Russia may move company head offices east in Asia pivot
MOSCOW (Reuters) - Prime Minister Dmitry Medvedev on Wednesday ordered officials to draft plans to move the head offices of some state-owned companies to far eastern Russia as part of an effort to develop the region, a senior official said.
Russia wants to increase its clout in Asia, where it has eager clients for its oil and gas including China and Japan, and is looking for ways to develop the sparsely populated stretches of country from Siberia to the eastern coastline.
President Vladimir Putin hosted an Asia-Pacific Economic Cooperation (APEC) summit in the coastal city of Vladivostok in 2012 and has made what Russia calls its Far East a priority in the Kremlin term he started that year.

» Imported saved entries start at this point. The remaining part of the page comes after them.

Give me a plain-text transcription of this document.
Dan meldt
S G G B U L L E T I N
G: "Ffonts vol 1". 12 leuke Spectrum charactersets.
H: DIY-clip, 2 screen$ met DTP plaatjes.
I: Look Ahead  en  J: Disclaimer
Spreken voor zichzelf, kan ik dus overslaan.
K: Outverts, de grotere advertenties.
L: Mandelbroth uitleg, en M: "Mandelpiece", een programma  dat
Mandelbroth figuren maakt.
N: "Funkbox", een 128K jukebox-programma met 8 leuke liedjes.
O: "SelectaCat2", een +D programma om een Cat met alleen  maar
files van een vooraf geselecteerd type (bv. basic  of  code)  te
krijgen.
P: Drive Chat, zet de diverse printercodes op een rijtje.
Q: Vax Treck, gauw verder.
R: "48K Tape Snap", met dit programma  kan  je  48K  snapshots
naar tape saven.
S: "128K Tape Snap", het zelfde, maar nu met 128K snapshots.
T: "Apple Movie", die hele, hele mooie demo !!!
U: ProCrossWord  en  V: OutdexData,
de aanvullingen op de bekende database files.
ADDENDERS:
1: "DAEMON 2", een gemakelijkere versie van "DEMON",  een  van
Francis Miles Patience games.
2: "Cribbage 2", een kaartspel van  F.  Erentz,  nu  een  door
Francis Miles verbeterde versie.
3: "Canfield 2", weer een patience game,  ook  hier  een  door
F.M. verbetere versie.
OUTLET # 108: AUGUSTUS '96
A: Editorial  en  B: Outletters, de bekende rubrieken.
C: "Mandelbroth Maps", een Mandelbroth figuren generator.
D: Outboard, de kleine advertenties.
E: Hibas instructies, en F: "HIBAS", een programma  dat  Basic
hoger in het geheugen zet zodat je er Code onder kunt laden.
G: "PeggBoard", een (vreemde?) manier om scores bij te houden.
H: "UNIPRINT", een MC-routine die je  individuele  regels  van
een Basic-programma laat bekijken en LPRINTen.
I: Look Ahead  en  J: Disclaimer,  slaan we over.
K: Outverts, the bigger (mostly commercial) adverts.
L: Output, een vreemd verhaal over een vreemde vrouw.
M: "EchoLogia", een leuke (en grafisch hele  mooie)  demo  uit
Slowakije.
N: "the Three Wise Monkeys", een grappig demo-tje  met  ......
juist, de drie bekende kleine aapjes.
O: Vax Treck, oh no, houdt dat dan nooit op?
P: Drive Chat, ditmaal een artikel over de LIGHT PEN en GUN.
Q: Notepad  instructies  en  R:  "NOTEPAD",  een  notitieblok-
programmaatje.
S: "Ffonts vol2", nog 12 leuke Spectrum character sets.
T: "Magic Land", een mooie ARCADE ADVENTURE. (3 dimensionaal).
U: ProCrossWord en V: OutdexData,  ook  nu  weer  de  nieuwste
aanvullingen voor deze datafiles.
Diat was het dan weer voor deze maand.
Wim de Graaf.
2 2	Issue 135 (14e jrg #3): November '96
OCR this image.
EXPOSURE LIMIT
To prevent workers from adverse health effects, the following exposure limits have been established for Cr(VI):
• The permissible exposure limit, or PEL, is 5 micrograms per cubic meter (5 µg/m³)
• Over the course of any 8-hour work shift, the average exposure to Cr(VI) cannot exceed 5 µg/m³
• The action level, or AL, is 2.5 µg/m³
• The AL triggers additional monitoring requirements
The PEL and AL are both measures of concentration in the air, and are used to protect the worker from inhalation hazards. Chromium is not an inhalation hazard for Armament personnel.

"We must create a business climate and infrastructure that will enable us to compete successfully for investment and labor resources ... with our closest neighbors in the Far East," Medvedev told a government meeting, according to his website.
"(Medvedev) gave us instructions today on moving several big companies with state ownership ... to the Far East," Putin's representative to the region, Yuri Trutnev, told reporters after a cabinet meeting.
Trutnev did not name any company and suggested the plan had not got that far yet.
"We are to prepare proposals which will be reviewed by the leadership of the country," he said.
A move 6,400 km (4,000 miles) east could face resistance from executives and staff, and a plan launched by Medvedev during his 2008-2012 presidency to move many government offices to suburban Moscow never got off the ground.
Several subsidiaries of state-controlled gas company Gazprom have moved to St. Petersburg.
Gazprom subsidiary Gazprom Dobycha Shelf said on Wednesday it would move to the island of Sakhalin, off Russia's eastern coast, and that a separate subsidiary would be created for operations off its northern coast.